Abstract B81: Efficacy of nivolumab, pembrolizumab, and atezolizumab against MC38 colon cancer expressing human PD-1 in transgenic C57BL/6 mice expressing human PD-1 and PD-L1 checkpoint genes

Abstract

Abstract The human checkpoint genes PD-1 and PD-L1 have been the target of extensive research for the treatment of human malignancies. Checkpoint inhibitor therapy has shown great promise in the clinic. Animal models that can use the human clinical antibodies will be beneficial for evaluating new therapies. A novel transgenic mouse model was developed that expresses the human PD-1 and PD-L1 in place of the murine genes. Additionally, a murine MC38 colon tumor cell line was modified to express human PD-L1. We evaluated the efficacy of human check point antibodies nivolumab, pembrolizumab, and atezolizumab in the transgenic animal model with modified MC38 colon cancer cells. Five hundred thousand transgenic MC38 cells were implanted in the C57BL/6 PD-1/PD-L1 knock in mice and allowed to grow for three days. The tumor-implanted mice were treated with nivolumab and pembrolizumab at 100 μg per animal and atezolizumab at 1 mg per animal on Days 3, 7, 10, and 14. Treatment with nivolumab and pembrolizumab caused tumor regression by Day 17. Growth inhibition was 84%, 58%, and 94% on Day 17 for nivolumab, atezolizumab, and pembrolizumab, respectively, compared to the control animals. There was no significant body weight loss and no signs of toxicity in any of the treated animals. We have shown that both PD-1 and PD-L1 inhibitors are effective in treating genetically modified MC38 colon tumors in transgenic mice. Further research will involve combining each of the checkpoint antibodies with various chemotherapeutic agents. Citation Format: Murray Stackhouse, Ted Green, Jay Liu, Charlotte Hammond, LaJuana Durbin, Anna Chen, Mike Koratich.
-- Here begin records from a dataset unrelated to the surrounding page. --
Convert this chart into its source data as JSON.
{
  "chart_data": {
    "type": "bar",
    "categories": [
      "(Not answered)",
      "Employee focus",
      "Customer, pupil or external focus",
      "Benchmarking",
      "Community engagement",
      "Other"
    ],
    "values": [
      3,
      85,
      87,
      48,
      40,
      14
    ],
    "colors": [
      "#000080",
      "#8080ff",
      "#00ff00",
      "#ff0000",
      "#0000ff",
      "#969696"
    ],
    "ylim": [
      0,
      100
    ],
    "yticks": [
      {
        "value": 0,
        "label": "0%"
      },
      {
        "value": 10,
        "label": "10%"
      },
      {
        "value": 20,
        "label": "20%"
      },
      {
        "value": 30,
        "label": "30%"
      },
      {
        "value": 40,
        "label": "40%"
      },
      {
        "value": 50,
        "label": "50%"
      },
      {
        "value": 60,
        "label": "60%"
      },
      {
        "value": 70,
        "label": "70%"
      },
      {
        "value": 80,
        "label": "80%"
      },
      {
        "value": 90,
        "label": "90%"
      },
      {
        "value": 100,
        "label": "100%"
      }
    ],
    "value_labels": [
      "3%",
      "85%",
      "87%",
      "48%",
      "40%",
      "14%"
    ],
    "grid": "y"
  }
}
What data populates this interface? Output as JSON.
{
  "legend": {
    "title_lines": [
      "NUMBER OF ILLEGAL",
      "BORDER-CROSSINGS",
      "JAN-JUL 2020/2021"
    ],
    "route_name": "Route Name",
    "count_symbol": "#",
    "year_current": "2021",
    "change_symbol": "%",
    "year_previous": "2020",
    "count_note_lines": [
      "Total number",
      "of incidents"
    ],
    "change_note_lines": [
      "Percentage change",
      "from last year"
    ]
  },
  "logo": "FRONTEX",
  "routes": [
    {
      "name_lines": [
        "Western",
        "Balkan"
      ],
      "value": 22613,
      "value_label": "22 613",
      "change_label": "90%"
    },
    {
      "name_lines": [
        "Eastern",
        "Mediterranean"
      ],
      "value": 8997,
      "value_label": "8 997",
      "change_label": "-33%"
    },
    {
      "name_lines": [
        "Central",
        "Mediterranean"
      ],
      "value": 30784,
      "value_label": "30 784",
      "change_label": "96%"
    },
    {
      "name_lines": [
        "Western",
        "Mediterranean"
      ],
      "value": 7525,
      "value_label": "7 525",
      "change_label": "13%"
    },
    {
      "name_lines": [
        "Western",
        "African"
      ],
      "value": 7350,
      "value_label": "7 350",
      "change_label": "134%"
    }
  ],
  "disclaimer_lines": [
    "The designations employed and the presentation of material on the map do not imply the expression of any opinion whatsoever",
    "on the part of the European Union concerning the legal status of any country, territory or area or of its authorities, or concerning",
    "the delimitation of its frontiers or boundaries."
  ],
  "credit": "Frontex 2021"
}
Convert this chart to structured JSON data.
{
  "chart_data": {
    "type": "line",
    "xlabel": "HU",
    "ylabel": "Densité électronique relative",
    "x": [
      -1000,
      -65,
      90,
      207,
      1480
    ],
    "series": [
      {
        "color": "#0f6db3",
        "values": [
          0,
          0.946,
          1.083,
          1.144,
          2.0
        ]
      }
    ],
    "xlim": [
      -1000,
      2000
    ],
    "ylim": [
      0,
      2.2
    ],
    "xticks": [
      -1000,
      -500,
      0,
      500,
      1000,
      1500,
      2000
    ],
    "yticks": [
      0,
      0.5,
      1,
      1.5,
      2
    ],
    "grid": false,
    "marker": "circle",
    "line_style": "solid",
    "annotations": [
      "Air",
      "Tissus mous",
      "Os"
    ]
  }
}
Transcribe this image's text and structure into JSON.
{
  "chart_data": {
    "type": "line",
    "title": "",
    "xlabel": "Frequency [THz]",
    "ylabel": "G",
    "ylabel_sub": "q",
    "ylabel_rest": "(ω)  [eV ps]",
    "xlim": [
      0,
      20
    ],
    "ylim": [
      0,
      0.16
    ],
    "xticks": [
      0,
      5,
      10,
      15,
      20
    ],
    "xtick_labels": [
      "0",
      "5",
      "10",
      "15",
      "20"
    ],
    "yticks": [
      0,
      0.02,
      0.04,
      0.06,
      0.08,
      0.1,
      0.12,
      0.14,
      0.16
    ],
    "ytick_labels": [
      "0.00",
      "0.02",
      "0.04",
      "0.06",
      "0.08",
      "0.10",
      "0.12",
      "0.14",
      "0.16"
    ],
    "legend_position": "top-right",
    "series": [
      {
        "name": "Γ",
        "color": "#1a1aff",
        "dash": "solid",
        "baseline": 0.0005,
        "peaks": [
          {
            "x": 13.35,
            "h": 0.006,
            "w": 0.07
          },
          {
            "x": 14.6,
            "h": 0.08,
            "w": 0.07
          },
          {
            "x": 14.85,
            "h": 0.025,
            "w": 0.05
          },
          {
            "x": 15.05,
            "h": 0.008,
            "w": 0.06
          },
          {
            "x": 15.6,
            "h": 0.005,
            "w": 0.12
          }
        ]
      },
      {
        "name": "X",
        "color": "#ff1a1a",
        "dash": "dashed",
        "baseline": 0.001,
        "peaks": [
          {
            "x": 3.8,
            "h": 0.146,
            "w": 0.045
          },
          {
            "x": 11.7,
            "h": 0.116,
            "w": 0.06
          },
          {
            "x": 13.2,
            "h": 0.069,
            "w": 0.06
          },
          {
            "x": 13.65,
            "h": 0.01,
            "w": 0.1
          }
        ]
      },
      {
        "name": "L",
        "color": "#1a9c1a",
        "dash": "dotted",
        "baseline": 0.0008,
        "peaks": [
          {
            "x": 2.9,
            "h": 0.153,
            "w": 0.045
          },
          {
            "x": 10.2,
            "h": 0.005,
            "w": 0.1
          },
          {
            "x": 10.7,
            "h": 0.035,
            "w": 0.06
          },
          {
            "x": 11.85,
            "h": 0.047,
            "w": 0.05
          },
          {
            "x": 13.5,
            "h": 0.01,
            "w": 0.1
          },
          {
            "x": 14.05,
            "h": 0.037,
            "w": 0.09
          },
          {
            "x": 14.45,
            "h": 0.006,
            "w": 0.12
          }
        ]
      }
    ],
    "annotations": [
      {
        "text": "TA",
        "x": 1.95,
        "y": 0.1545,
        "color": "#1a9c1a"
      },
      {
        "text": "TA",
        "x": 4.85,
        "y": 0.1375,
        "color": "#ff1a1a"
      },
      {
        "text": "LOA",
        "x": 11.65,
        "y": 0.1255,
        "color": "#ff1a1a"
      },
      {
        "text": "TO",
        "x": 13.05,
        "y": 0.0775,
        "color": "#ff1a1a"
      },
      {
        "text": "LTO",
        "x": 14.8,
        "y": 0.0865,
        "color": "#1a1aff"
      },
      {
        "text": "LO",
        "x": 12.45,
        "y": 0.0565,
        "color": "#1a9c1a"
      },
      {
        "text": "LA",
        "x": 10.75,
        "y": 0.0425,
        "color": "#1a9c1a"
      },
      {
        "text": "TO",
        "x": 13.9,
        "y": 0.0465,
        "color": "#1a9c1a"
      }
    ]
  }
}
Efficacy of nivolumab, pembrolizumab, and atezolizumab against MC38 colon cancer expressing human PD-1 in transgenic C57BL/6 mice expressing human PD-1 and PD-L1 checkpoint genes [abstract]. In: Proceedings of the AACR Special Conference on Tumor Immunology and Immunotherapy; 2018 Nov 27-30; Miami Beach, FL. Philadelphia (PA): AACR; Cancer Immunol Res 2020;8(4 Suppl):Abstract nr B81.